That’s the difference between a psychopath and the rest of us. That’s the guy who can’t ever learn that real relationships go two ways, and that other people exist as something more than props or discards on your way to power.
I have this book from the library that I’m absolutely terrified to read.
Not because it’s filled with bad stuff. But because it’s so beautiful. It’s a coffee table art book, just published, and I know I’m the first patron to get my grubby hands on it because I requested the purchase; I tell you, I love this library.
Of course grubby hands might be the problem; I wash them but I don’t have those white museum gloves. Spills might be the problem. Flying dog hair. Setting down a wet glass. Knocking the book off the table and bending it. Merely cracking its spine feels sinful.
So I move it carefully around and barely wedge it open.
I’ll get over it. The book will get over it. But I sometimes wonder if anyone in the future will ever feel the reverence many of us feel for printed books.

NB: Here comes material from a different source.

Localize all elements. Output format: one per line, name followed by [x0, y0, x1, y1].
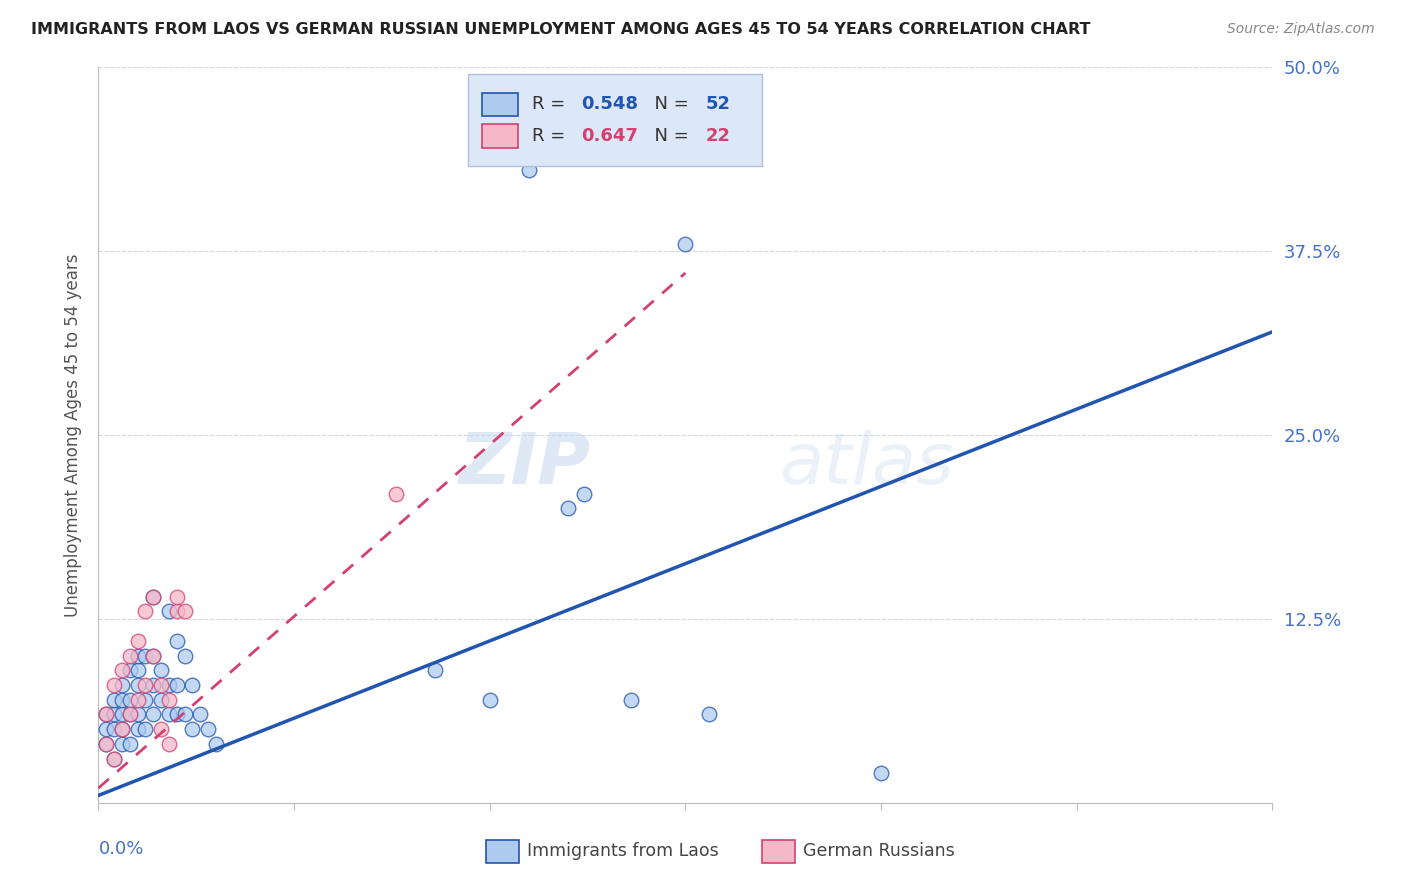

I just invited Ava up onto the couch. Ava, who is ever-eager to do anything I wish and always obeys with joy on the first command, has to be invited two or more times when it comes to the couch — especially if I have food. This evening, four times.
She’s like, “Can this really be true? Can this wondrous thing actually happen to me? Dare I believe I’m being called into the very heavens of the human realm? No. No, I must wait to be certain!”
And tonight she’s hoping for a piece of my warm, buttered pumpkin-maple bread. So she’s finally up on the couch, standing rigid, desperately, tremblingly not looking at me because that wouldn’t be polite in Ms Emily Pug’s Etiquette Book. But one corner of her eye is fixed on that plate of bread like a snake whose eyes are bored into its doomed prey.
I got an idea for the RebelFire story this afternoon. It was sparked by something completely unexpected — and I’m not ready to go into detail, particularly because this might not be The One. Or because if it is The One, then you don’t want to know, right?
But it’s funny how you can beat your brains out to get not much of nothin’. Then some creative notion comes at you sideways and flutters into your ear.